Integrating container image scanning into CircleCI builds with the Twistlock orb
Principal Solutions Architect at Twistlock
Note from the publisher: You have managed to find some of our old content and it may be outdated and/or incorrect. Try searching in our docs or on the blog for current information.
Developers and DevOps teams have been key drivers of container adoption. The practice of DevSecOps embeds security right into today’s modern workflows without adding unnecessary friction from the security side of the organization. That doesn’t mean security teams are left out. On the contrary: by integrating with the tools developers are already using, like CircleCI, standards set by security teams are continually applied as part of the build and deploy process.
Implementing DevSecOps by scanning container images before they run in production yields benefits like providing quick feedback to developers and keeping insecure or non-compliant workloads out of production. The quality gates around security and compliance come from consultation with the security team and are automated as part of the CI process.

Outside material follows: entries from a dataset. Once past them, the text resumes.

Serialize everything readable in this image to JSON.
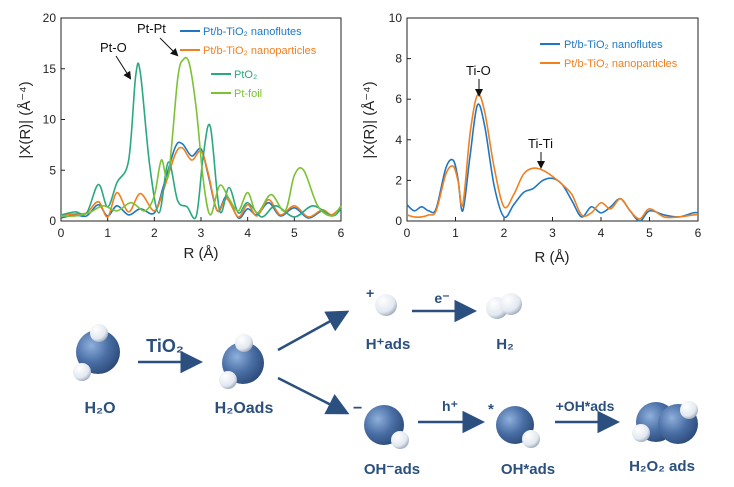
{
  "colors": {
    "nanoflutes": "#1f77c4",
    "nanoparticles": "#f08020",
    "pto2": "#2aa882",
    "ptfoil": "#7cc234",
    "scheme": "#2b4f7e",
    "sphere": "#4a6fa5"
  },
  "chart_data": [
    {
      "type": "line",
      "xlabel": "R (Å)",
      "ylabel": "|X(R)| (Å⁻⁴)",
      "xlim": [
        0,
        6
      ],
      "ylim": [
        0,
        20
      ],
      "xticks": [
        "0",
        "1",
        "2",
        "3",
        "4",
        "5",
        "6"
      ],
      "yticks": [
        "0",
        "5",
        "10",
        "15",
        "20"
      ],
      "grid": false,
      "legend_position": "top-right",
      "annotations": [
        "Pt-O",
        "Pt-Pt"
      ],
      "series": [
        {
          "name": "Pt/b-TiO₂ nanoflutes",
          "color": "nanoflutes",
          "x": [
            0,
            0.3,
            0.55,
            0.8,
            1.0,
            1.2,
            1.45,
            1.7,
            2.0,
            2.2,
            2.45,
            2.6,
            2.8,
            3.0,
            3.15,
            3.35,
            3.55,
            3.8,
            4.0,
            4.2,
            4.45,
            4.7,
            5.0,
            5.3,
            5.6,
            5.8,
            6.0
          ],
          "y": [
            0.3,
            0.6,
            0.5,
            1.6,
            0.5,
            1.5,
            0.6,
            1.2,
            0.8,
            3.5,
            7.3,
            7.6,
            6.4,
            7.1,
            4.6,
            1.0,
            2.4,
            0.3,
            1.2,
            0.6,
            1.8,
            0.5,
            1.3,
            0.3,
            1.0,
            0.6,
            1.2
          ]
        },
        {
          "name": "Pt/b-TiO₂ nanoparticles",
          "color": "nanoparticles",
          "x": [
            0,
            0.3,
            0.55,
            0.8,
            1.0,
            1.2,
            1.45,
            1.7,
            2.0,
            2.2,
            2.45,
            2.6,
            2.8,
            3.0,
            3.15,
            3.35,
            3.55,
            3.8,
            4.0,
            4.2,
            4.45,
            4.7,
            5.0,
            5.3,
            5.6,
            5.8,
            6.0
          ],
          "y": [
            0.6,
            0.7,
            0.8,
            1.9,
            0.4,
            2.8,
            0.9,
            2.7,
            1.0,
            3.1,
            6.6,
            7.2,
            6.0,
            6.9,
            4.8,
            1.0,
            2.2,
            0.4,
            1.6,
            0.5,
            2.1,
            0.6,
            1.5,
            0.4,
            1.1,
            0.6,
            1.4
          ]
        },
        {
          "name": "PtO₂",
          "color": "pto2",
          "x": [
            0,
            0.3,
            0.55,
            0.8,
            1.0,
            1.2,
            1.45,
            1.6,
            1.7,
            1.9,
            2.1,
            2.3,
            2.5,
            2.7,
            2.9,
            3.05,
            3.2,
            3.4,
            3.6,
            3.8,
            4.0,
            4.3,
            4.6,
            5.0,
            5.4,
            5.8,
            6.0
          ],
          "y": [
            0.6,
            0.9,
            0.8,
            3.6,
            1.4,
            3.8,
            6.0,
            14.3,
            14.6,
            5.5,
            0.8,
            5.8,
            2.0,
            1.4,
            0.5,
            6.5,
            9.3,
            1.0,
            3.3,
            0.8,
            1.8,
            0.4,
            1.5,
            0.4,
            1.5,
            0.5,
            1.2
          ]
        },
        {
          "name": "Pt-foil",
          "color": "ptfoil",
          "x": [
            0,
            0.3,
            0.6,
            0.9,
            1.2,
            1.5,
            1.8,
            2.0,
            2.15,
            2.3,
            2.5,
            2.62,
            2.75,
            2.9,
            3.05,
            3.2,
            3.4,
            3.6,
            3.8,
            4.0,
            4.2,
            4.5,
            4.8,
            5.0,
            5.2,
            5.5,
            5.8,
            6.0
          ],
          "y": [
            0.5,
            0.5,
            0.8,
            1.5,
            1.0,
            1.8,
            1.0,
            2.5,
            6.0,
            4.5,
            14.0,
            15.9,
            15.5,
            11.0,
            4.0,
            0.6,
            3.5,
            2.2,
            1.0,
            2.8,
            0.8,
            2.6,
            1.0,
            4.5,
            5.0,
            1.5,
            0.5,
            1.5
          ]
        }
      ]
    },
    {
      "type": "line",
      "xlabel": "R (Å)",
      "ylabel": "|X(R)| (Å⁻⁴)",
      "xlim": [
        0,
        6
      ],
      "ylim": [
        0,
        10
      ],
      "xticks": [
        "0",
        "1",
        "2",
        "3",
        "4",
        "5",
        "6"
      ],
      "yticks": [
        "0",
        "2",
        "4",
        "6",
        "8",
        "10"
      ],
      "grid": false,
      "legend_position": "top-right",
      "annotations": [
        "Ti-O",
        "Ti-Ti"
      ],
      "series": [
        {
          "name": "Pt/b-TiO₂ nanoflutes",
          "color": "nanoflutes",
          "x": [
            0,
            0.15,
            0.3,
            0.45,
            0.6,
            0.8,
            0.95,
            1.05,
            1.15,
            1.3,
            1.45,
            1.6,
            1.8,
            2.0,
            2.2,
            2.4,
            2.6,
            2.8,
            3.0,
            3.2,
            3.4,
            3.6,
            3.8,
            4.0,
            4.2,
            4.4,
            4.6,
            4.8,
            5.0,
            5.3,
            5.6,
            5.9,
            6.0
          ],
          "y": [
            0.8,
            0.5,
            0.7,
            0.5,
            0.6,
            2.6,
            3.0,
            2.1,
            0.5,
            3.2,
            5.7,
            4.7,
            1.7,
            0.2,
            0.8,
            1.4,
            1.6,
            2.0,
            2.1,
            1.8,
            1.0,
            0.2,
            0.7,
            0.4,
            0.7,
            1.1,
            0.5,
            0.0,
            0.5,
            0.3,
            0.2,
            0.4,
            0.4
          ]
        },
        {
          "name": "Pt/b-TiO₂ nanoparticles",
          "color": "nanoparticles",
          "x": [
            0,
            0.15,
            0.3,
            0.45,
            0.6,
            0.8,
            0.95,
            1.05,
            1.15,
            1.3,
            1.45,
            1.6,
            1.8,
            2.0,
            2.2,
            2.4,
            2.6,
            2.8,
            3.0,
            3.2,
            3.4,
            3.6,
            3.8,
            4.0,
            4.2,
            4.4,
            4.6,
            4.8,
            5.0,
            5.3,
            5.6,
            5.9,
            6.0
          ],
          "y": [
            0.3,
            0.2,
            0.2,
            0.3,
            0.5,
            2.3,
            2.7,
            2.0,
            0.8,
            4.3,
            6.2,
            5.4,
            2.6,
            0.7,
            1.3,
            2.3,
            2.6,
            2.5,
            2.2,
            1.8,
            1.3,
            0.3,
            0.4,
            0.9,
            0.6,
            1.1,
            0.5,
            0.1,
            0.6,
            0.2,
            0.2,
            0.3,
            0.3
          ]
        }
      ]
    }
  ],
  "scheme": {
    "arrow_tio2": "TiO₂",
    "arrow_e": "e⁻",
    "arrow_h": "h⁺",
    "arrow_oh": "+OH*ads",
    "plus_sign": "+",
    "minus_sign": "−",
    "star_sign": "*",
    "labels": {
      "h2o": "H₂O",
      "h2o_ads": "H₂Oads",
      "h_ads": "H⁺ads",
      "h2": "H₂",
      "oh_ads": "OH⁻ads",
      "oh_star": "OH*ads",
      "h2o2": "H₂O₂ ads"
    }
  }
}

Thus, developers get quick feedback and can fix security vulnerabilities and compliance issues while they’re still in development of a feature, rather than incurring the costs of context-switching, or worse, the risks of releasing vulnerable code to production. In this way, setting security and compliance quality gates during the CI/CD process can drastically enhance the security of developers’ containers without slowing them down.
Using Twistlock via the CircleCI Orb Registry
The Twistlock orb can be found in the CircleCI Orb Registry.
Scanning images with twistcli
The CircleCI orb leverages twistcli
, our command-line control and configuration tool. The twistcli
tool supports scanning images for vulnerabilities and compliance issues and integrates with any CI workflow without needing a native plugin.
Below, you can see a sample .circleci/config.yml
file that will scan your images following builds in CircleCI before the image is pushed to your container registry:
version: 2.1
orbs:
twistcli: twistlock/twistcli-scan@1.0.4
jobs:
docker-build-and-save:
executor: twistcli/default
steps:
- checkout
- run: 'docker build -t myrepo/myimage:tag .'
- run: mkdir -p workspace
- run: 'docker save myrepo/myimage:tag -o workspace/image.tar'
- persist_to_workspace:
root: workspace
paths:
- image.tar
workflows:
scan-image:
jobs:
- docker-build-and-save
- twistcli/scan-image:
requires:
- docker-build-and-save
context: tl_scan_context
image: 'myrepo/myimage:tag'
imagetar: image.tar
vuln-thresh: critical
comp-thresh: ''
only-fixed: true
In the sample config.yml
file, vuln-thresh
and comp-thresh
refer to the specific severity levels Twistlock will alert on or block in each build. While many users may choose to simply scan their images for vulnerability or compliance issues, you can customize these settings to block a build from pushing an image to your registry (as shown in the following screenshots) if it doesn’t meet your security requirements. For example, many users choose to block a critical vulnerability from progressing to their container registry if a known vendor fix is available.
Additionally, you have the option to set only-fixed
to either true or false to only identify issues that have a known vendor fix available.
Seeing scan results within CircleCI
Once your CI user role and scripts are configured, you can see the vulnerability scan results of each build within CircleCI and the Twistlock Console. Below, you can see an example CircleCI workflow where I scan a Docker build:
Additionally, I can view detailed scan results that surface CVEs, package information, vendor fix status, and severity. I am also able to see compliance checks that look at over 300 Docker, Kubernetes, and Linux CIS Benchmarks:
If you are interested in a more global view of all your scan results across teams and environments, you can view all the scans within the Twistlock Console by navigating to Monitor > Vulnerabilities > Twistcli Scans. There, you can see the status of each build or click on any scan to see more detailed scan results just like you would in CircleCI. In the screenshot below, the Status column indicates that all of my scans met my policy requirements except one near the bottom that failed my policy:
Summary
We’re proud to be working with CircleCI to embed security into DevOps workflows. To learn more about ways you and your teams can operationalize DevSecOps, check out our infographic 7 Tips to Navigate Operationalizing DevSecOps.
Jeremy Adams brings over 10 years of IT ops and automation experience to Twistlock. There, he works with partners throughout the cloud native ecosystem to integrate security into their DevOps workflows to release secure applications and protect them from active threats. Previously, Jeremy worked at Puppet and Sun Microsystems in customer-focused technical roles. He is an Army veteran and happy transplant to Portland, Oregon.